Over course of last few weeks, friends have cared for me in so many ways—opening doors for me, carrying things for me, giving me cards and chocolate, asking how I am every day for weeks straight. Just in the last two weeks, different friends have given me cherry juice, dried cherries, cough drops, cranberry juice, ibuprofen (when I ran out and wasn’t mobile enough to easily get more), vitamin C tablets, lemons, a vaporizer, and crutches. Two friends have even carried me, and others have offered to do so. Talk about being humbled by the selfless service and sacrifice of others! The experience has been a powerful portrait of what it looks like when others are the hands and feet of Jesus—the body of Christ made manifest in our lives.

Our fabulous SLAs sketched scenes from classic literature and then gave crayons to everyone on the hall…such fun! Here I’m coloring a drawing of Edmund and the White Witch.
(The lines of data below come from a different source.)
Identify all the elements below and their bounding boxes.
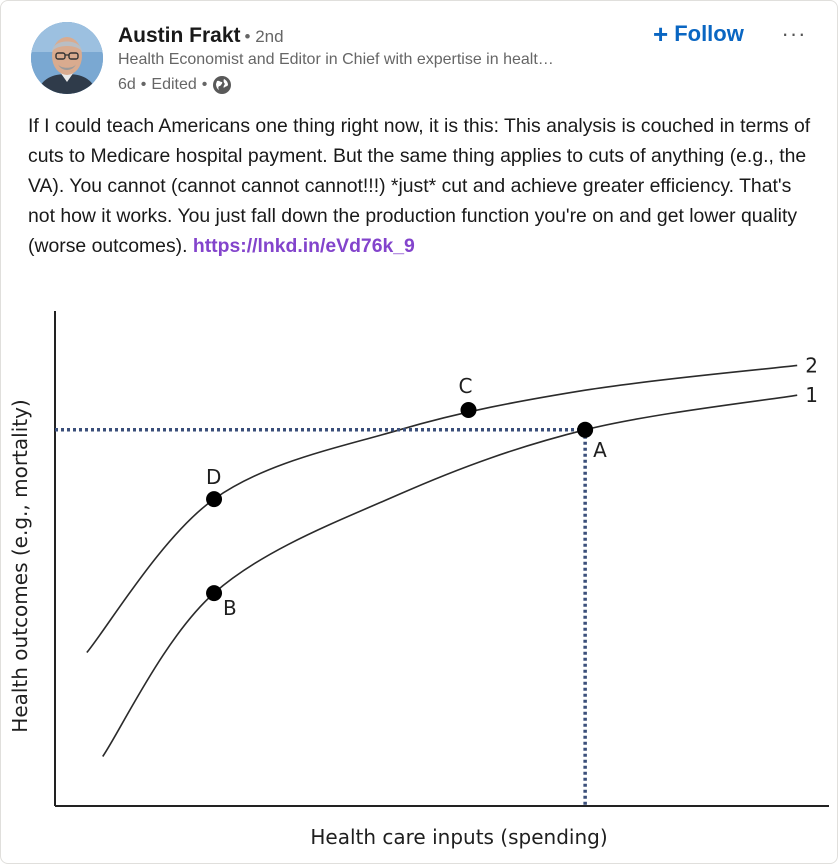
post-meta: 6d • Edited •: [118, 75, 232, 95]
post-link[interactable]: https://lnkd.in/eVd76k_9: [192, 235, 415, 257]
curve-label-2: 2: [805, 353, 818, 377]
x-axis-label: Health care inputs (spending): [310, 825, 607, 849]
curve-1: [102, 394, 798, 757]
curve-label-1: 1: [805, 383, 818, 407]
point-B: [206, 585, 223, 602]
profile-photo: [31, 22, 103, 94]
more-options-button[interactable]: ···: [774, 19, 814, 49]
connection-degree: • 2nd: [244, 27, 284, 46]
point-label-A: A: [593, 438, 607, 462]
post-body-text: If I could teach Americans one thing rig…: [28, 115, 811, 257]
author-headline: Health Economist and Editor in Chief wit…: [118, 51, 554, 68]
follow-button[interactable]: + Follow: [649, 19, 748, 49]
meta-separator: •: [201, 76, 208, 93]
follow-label: Follow: [674, 21, 744, 46]
post-body: If I could teach Americans one thing rig…: [28, 111, 818, 261]
point-C: [460, 402, 477, 418]
curve-2: [86, 364, 798, 654]
point-label-C: C: [459, 374, 473, 398]
edited-label: Edited: [151, 76, 197, 93]
point-A: [577, 421, 594, 438]
avatar[interactable]: [31, 22, 103, 94]
author-name-row[interactable]: Austin Frakt • 2nd: [118, 24, 284, 48]
post-image[interactable]: 2 1 D C B A Health care inputs (spending) He…: [1, 301, 837, 863]
point-D: [206, 491, 223, 508]
point-label-B: B: [223, 596, 237, 620]
globe-icon: [212, 75, 232, 95]
author-name[interactable]: Austin Frakt: [118, 24, 241, 47]
production-function-chart: 2 1 D C B A Health care inputs (spending) He…: [8, 311, 829, 849]
meta-separator: •: [140, 76, 147, 93]
plus-icon: +: [653, 19, 669, 49]
point-label-D: D: [206, 465, 221, 489]
post-time: 6d: [118, 76, 136, 93]
y-axis-label: Health outcomes (e.g., mortality): [8, 399, 32, 732]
God has graciously provided friends to literally and figuratively carried me through these past couple of weeks of physical trial, and at one point after I broke down in tears, my sweet roommate assured me that she was happy to do anything I needed her to do—that it was a joy to serve me, because she loves me. (This after she’d carried my laundry up and down the stairs for me and walked to a nearby store to get me ibuprofen.) More recently, said roommate has had her sleep interrupted nightly for two weeks by my violent, constant coughing attacks—and when I apologize for keeping her awake, she cheerily replies, “Oh it’s all right,” and says with a teasing twinkle in her eye, “I know you aren’t doing it for your own amusement!” What a blessing to be surrounded by friends who love and care for me even when I’m unlovable. Don’t we all need community like that?